Wall Street’s worst dance since before disco

T’were a horrid six months for the Americans and their investors – overwhelmed by a bevy of bothers – from outright war in Europe to The Fed’s fight v inflation.

“The first six months of 2022 have been a brutal time to be an investor in public markets,” Kostin begins – which is never the best when you’re the investor and the guy writing is the one putting your cash in public markets.

After a decade of cheap money, low rates and bumptious investor enthusiasm for the imaginary major (and minor) US companies are long overdue a bit of a lesson in losing, the bank reckons.

Last month, after shares fell by 25% on weak quarterly margins, Kostin noted major players like Target (NYSE:TGT) cut margin guidance this week as it struggles to manage excess inventory. Investors have also focused on a string of downbeat comments from tech companies.

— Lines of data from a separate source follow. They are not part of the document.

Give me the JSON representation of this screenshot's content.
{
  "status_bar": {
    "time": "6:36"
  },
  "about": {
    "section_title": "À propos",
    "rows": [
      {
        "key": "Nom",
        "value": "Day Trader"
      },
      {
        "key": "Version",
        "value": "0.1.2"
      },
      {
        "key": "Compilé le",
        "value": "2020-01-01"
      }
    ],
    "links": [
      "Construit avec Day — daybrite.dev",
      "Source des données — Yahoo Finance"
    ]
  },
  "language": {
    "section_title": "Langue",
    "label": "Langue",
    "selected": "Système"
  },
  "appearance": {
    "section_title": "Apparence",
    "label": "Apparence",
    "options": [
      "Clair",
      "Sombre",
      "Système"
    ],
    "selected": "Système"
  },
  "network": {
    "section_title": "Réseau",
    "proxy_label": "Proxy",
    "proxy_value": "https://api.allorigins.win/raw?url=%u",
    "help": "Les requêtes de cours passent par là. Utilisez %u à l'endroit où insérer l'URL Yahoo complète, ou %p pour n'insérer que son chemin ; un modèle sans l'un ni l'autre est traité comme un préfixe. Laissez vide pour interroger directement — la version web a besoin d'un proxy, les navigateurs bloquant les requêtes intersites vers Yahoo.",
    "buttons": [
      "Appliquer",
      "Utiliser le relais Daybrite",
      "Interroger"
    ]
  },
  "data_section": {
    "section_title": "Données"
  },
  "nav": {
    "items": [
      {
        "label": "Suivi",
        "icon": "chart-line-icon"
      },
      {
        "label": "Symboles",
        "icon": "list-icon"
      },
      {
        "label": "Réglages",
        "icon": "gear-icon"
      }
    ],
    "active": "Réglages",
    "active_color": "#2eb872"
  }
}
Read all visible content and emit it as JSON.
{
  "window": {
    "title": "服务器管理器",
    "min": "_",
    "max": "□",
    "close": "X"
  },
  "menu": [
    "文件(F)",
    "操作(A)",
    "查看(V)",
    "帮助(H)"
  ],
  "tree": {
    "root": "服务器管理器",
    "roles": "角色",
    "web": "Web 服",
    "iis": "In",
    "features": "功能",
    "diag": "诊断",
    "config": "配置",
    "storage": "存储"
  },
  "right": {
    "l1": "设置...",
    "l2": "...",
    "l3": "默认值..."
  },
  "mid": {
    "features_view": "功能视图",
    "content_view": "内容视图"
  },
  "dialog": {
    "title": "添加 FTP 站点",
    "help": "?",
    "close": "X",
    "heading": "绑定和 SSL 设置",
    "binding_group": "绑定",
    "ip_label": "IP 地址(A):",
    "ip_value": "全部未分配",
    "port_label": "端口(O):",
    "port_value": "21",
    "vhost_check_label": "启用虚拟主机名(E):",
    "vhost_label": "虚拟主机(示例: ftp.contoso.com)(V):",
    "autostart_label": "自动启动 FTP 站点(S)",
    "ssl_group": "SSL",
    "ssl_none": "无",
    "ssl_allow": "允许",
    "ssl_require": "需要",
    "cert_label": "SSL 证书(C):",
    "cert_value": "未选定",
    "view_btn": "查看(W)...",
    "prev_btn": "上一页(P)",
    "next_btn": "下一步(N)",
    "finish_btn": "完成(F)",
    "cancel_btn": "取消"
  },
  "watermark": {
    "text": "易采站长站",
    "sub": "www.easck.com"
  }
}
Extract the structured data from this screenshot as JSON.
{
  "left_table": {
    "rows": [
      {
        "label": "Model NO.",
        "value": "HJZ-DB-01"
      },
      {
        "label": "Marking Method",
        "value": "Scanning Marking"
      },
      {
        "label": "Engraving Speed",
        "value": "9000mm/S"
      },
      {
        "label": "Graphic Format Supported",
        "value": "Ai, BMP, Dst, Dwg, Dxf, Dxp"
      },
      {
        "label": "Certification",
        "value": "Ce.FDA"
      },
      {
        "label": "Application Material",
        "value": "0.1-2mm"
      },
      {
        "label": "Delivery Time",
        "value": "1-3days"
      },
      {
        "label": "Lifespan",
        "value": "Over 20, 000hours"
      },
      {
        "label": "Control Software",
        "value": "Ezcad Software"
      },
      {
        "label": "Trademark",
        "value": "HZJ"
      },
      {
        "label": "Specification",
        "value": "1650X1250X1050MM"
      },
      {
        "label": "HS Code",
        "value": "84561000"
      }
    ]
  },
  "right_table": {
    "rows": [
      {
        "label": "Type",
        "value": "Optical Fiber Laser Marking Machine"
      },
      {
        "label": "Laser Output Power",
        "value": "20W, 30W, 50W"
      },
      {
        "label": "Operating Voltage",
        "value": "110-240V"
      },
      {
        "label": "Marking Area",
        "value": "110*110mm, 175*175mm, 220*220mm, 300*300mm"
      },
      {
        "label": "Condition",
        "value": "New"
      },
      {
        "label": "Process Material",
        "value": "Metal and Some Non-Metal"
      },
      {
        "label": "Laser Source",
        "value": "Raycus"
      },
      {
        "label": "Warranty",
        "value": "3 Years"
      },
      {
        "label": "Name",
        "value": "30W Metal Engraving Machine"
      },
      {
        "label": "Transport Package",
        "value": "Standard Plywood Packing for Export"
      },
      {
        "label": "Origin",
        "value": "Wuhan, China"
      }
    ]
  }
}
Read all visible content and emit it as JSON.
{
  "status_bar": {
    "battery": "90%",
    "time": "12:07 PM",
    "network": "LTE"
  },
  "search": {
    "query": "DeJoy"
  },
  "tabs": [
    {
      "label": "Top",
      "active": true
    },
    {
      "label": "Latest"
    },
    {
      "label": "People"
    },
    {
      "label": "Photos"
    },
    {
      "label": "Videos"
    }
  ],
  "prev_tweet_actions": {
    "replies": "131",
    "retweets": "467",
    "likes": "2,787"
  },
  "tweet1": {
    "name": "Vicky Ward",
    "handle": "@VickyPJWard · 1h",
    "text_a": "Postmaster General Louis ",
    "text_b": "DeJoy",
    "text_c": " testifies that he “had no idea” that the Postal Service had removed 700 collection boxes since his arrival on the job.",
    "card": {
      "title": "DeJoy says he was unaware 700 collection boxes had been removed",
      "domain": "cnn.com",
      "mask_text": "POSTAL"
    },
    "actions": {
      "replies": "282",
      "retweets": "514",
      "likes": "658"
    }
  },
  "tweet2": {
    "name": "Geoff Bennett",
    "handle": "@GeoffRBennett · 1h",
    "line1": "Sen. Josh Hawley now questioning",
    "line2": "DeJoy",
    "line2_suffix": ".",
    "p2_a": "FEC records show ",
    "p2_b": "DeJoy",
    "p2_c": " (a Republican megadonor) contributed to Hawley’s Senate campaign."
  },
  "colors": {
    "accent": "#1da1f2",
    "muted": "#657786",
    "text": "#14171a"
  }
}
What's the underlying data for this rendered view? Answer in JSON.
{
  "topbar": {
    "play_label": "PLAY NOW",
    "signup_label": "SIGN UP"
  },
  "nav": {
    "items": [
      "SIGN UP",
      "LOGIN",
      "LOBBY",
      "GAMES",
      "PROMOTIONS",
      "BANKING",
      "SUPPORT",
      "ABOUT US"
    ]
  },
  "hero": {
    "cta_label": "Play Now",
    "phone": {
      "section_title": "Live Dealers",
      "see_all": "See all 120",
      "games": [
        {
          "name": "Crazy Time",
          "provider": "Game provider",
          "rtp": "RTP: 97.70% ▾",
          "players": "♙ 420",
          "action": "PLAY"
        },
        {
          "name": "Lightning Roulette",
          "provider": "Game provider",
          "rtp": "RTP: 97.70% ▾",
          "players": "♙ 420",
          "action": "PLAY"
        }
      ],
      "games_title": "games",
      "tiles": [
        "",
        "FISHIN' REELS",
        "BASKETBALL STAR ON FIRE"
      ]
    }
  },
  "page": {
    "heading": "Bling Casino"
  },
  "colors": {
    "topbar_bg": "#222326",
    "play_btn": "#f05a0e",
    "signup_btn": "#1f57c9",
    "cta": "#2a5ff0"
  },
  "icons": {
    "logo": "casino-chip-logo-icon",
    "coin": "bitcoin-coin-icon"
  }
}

“Firms including Amazon (NASDAQ:AMZN,) (Microsoft (NASDAQ:MSFT), and Nividia (NASDAQ:NVDA) have signalled intentions to slow hiring. This development is positive in terms of balancing the labor market but reflects management anxiety about growth and inflation.”

And as those fears crystallise into a potential recession, Goldman has sent clients a three-pronged plan, saying it’s time to shift the cash into overweight spots across:

  1. Healthcare stocks

Mr Kostin told clients Health Care has delivered notable EPS growth throughout every one of the last six American recessions and so far in this turbulent ’22, the S&P 500 healthcare names have fallen just 9.2%, compared to the more than 20% dive for the top 500.

In the current environment Goldman believes a robust and resilient healthcare has a few tailwinds going for it which are likely to deliver stronger performances from the sector in the medium-term.

“Health Care margins have exhibited minimal declines during past recessions trailing only Consumer Staples in terms of margin resilience.”

 

  2. The companies with the most stable earnings growth

With US markets freshly mired in the newly minted bear market, Kostin wants clients to go with names which have a proven track record of earnings growth.

The S&P 500 has shed more than 20% since New Year, and while that’s still a big beat on say, the Nasdaq, or Tesla, the single sector to end the first half in the green on the broader market was energy.

“Environments of slowing economic growth and tightening financial conditions have historically supported the outperformance of stocks with ‘quality’ attributes,” Kostin says.

And unsurprisingly, Goldman actually has a basket for that – the Stable Growth basket!

Goldman’s Stable Growth basket cherry pickers look for stocks with the steadiest 10-year EBITDA growth with the lowest (realised and implied) price volatility.

Basically, it’s the best 50 Russell 1000 names with truly, stonkingly reliable EBITDA growth from over the last decade. According to CNBC analysts the custom Stable Growth basket has outperformed the S&P 500 by four percentage points year-to-date.

The custom-made basket for low volatility exposed names is down about 15.5% this year while the Goldman team under Kostin says the average stock trades at a 13% valuation premium to the median Russell 1000 stock.

It includes some of the mega American brands which are also likely to survive nuclear war. The Home Depot, Colgate-Palmolive and PepsiCo.

  3. The best of dividend growth

When uncertainty takes over, the go-to certainty is a stable income.  So Goldman recommends that for safety in volatility look for the best dividend-paying investments.

Goldman estimates dividend returns in the S&P 500 are accessible within a basket which contains dividend yields as high as Pioneer Natural Resources Co (NYSE: PXD) at $210.93 with an estimated dividend per share of 13.2%;

And as low as the fashion brand formerly known and loved as Coach,  Tapestry Inc NYSE: TPR, at $30.64 with an estimated dividend per share of 3.9%.

Estimated 2023 dividend return per share, divided by current share price

Via Goldman Sachs

According to Kostin, S&P 500 dividends fell by just 1% around the median recession since 1945. As a reliable source of income in times of economic recession, dividends provide consistency and regularity.

“(They) represent an attractive opportunity, even if a recession materialises in 2023,” he adds.

Goldman says since 1970, a sector-neutral strategy of owning companies with dividend yields in the highest quintile of their S&P 500 sectors has outperformed the index by 10 percentage points over a 12-month horizon – when headline consumer price index (CPI) was toppy – up around 6% and 7%.

Similarly, a strategy of owning the companies with the highest trailing 12-month dividend growth has outperformed the broader market, particularly when CPI was above 6%.

But best of all?

The shares which deliver Goldman’s golden combo of high dividend yield and growth.